Bir diğer önemli nokta ise Biden'ın Suudi Arabistan ziyareti, daha önce yaptığı birçok eleştiriye rağmen, Riyad'ın Batı Asya'daki gelişmelerde önemli bir yere sahip olduğunu ve büyük güçlerin dış politikasında da önemli bir konuma sahip olduğunu gösteriyor. Bu durum, Suudi Arabistan'ın Joe Biden'ın gezisini istismar etmesine de neden olabilir. Bu bağlamda, "Dalia Dasa Kai", Foreign Affairs tarafından yayınlanan bir analizde şunları yazdı: "ABD Başkanı Joe Biden başkanlığına başladığında, önceki başkan Trump'ın diktatörlerle yakın ilişki kurma alışkanlığını değiştirmeye çalıştı. Bu bağlamda özellikle de Muhammed bin Salman'ın değiştirilmesi amaçlandı. "

Biden bu bağlamda Suudi Arabistan'ın gerçek lideri olarak kabul edilen Suudi veliaht prensini değiştirmekte hiç kuşkusuz çok kararlıydı. Ancak, bir yıldan fazla bir süre sonra Joe Biden, ilk Orta Doğu gezisinde Suudi Arabistan'ı ziyaret etmeyi planlıyor gibi görünüyor.

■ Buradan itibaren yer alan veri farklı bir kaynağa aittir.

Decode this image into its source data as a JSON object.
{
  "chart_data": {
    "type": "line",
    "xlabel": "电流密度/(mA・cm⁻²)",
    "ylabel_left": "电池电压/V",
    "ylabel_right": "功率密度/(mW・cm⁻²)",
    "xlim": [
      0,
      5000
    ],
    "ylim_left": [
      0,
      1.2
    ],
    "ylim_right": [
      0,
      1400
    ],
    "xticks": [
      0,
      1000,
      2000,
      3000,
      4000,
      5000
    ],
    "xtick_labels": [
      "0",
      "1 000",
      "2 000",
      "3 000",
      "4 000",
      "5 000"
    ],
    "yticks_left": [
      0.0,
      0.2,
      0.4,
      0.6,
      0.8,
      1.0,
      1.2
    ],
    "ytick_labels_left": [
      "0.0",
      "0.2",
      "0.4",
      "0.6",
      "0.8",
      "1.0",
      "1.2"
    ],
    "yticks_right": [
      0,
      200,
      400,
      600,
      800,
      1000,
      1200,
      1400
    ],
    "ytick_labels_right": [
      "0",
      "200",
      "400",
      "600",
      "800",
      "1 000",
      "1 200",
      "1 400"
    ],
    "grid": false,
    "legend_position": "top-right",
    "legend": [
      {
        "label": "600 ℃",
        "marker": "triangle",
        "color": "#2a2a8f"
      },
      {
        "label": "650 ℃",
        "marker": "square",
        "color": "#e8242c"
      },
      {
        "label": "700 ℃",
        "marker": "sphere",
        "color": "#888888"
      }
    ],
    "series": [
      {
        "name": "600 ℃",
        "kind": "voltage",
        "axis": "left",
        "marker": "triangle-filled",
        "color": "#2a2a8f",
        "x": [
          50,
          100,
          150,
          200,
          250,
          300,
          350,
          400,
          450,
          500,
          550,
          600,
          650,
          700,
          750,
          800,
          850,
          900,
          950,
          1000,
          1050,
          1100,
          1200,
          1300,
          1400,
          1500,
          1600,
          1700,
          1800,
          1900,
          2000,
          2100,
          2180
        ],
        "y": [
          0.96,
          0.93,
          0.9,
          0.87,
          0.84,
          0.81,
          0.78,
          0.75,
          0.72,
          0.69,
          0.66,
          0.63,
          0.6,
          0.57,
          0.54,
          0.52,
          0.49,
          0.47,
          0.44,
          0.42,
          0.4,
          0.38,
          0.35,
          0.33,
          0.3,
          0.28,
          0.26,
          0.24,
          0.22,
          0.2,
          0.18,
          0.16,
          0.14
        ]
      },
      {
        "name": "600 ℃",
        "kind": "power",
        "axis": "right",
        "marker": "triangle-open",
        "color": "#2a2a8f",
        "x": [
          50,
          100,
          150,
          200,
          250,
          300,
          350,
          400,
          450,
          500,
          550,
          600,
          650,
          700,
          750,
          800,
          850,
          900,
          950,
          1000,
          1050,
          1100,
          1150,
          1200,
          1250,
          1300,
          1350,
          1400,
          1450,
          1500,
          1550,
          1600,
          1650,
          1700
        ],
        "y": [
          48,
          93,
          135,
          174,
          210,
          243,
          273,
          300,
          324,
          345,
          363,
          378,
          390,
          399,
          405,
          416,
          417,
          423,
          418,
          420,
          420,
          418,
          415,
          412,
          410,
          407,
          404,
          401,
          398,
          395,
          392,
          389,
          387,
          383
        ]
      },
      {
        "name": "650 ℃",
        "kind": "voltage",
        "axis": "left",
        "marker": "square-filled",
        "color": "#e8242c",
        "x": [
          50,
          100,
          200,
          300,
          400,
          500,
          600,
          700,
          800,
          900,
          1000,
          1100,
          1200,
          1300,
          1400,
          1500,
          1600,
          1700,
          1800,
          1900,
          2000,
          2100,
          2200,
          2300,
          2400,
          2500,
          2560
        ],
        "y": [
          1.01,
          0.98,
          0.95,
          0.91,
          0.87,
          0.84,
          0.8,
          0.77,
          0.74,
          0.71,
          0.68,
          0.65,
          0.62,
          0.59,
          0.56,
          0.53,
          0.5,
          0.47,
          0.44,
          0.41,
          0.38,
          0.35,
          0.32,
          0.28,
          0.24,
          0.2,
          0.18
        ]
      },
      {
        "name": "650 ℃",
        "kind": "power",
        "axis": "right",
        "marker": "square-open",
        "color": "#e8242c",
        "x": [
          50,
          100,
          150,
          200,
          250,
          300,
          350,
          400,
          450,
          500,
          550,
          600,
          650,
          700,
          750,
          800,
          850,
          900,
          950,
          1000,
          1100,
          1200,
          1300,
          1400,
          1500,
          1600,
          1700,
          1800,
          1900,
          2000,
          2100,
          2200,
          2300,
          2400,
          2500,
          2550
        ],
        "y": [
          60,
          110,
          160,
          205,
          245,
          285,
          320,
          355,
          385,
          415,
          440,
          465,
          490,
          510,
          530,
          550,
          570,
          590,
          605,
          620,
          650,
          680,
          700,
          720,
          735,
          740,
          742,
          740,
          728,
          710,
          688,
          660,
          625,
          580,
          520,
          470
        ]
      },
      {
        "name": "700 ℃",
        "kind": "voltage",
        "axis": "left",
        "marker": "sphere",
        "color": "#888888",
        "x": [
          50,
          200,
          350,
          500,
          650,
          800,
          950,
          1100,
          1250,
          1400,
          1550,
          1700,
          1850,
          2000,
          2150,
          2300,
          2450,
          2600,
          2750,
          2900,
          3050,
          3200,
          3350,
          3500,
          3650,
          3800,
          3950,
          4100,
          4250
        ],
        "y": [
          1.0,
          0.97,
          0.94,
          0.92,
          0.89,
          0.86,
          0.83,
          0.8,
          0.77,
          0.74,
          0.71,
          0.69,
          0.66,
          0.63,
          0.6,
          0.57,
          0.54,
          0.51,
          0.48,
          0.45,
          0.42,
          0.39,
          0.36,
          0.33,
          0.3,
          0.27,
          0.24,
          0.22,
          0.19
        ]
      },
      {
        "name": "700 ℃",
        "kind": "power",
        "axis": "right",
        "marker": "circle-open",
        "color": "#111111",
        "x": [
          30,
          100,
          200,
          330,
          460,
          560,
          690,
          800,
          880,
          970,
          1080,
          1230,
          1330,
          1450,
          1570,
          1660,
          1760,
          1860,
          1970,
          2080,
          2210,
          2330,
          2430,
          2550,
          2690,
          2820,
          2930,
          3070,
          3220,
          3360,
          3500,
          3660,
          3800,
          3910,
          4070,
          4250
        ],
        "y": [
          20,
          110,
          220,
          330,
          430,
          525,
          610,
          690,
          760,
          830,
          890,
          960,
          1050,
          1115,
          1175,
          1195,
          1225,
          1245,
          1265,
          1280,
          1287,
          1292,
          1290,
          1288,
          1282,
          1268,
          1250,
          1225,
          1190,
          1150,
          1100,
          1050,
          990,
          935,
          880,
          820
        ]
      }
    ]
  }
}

Biden'ı insan hakları savunucusu ve sözde bir kahraman olarak görenler için bu büyük bir hayal kırıklığı oldu. Aslında Muhammed bin Selman'ı bir el sıkışma ve veliaht prensin bahçesinde bir fotoğraf çekimi ile ödüllendirmek, despotların ve tiranların petrol akışını kontrol ettikleri sürece rakiplerini devre dışı bırakacağı ve öldürebilecekleri itirafıdır da sayılır. 

Bu gezi ile ilgili dikkat çeken son nokta şu ki, Biden'ın Suudi Arabistan ziyareti özellikle enerji alanında hedeflerine ulaşmakta yardımcı olmazsa, dış politika alanında önemli bir başarısızlık daha ortaya çıkacaktır.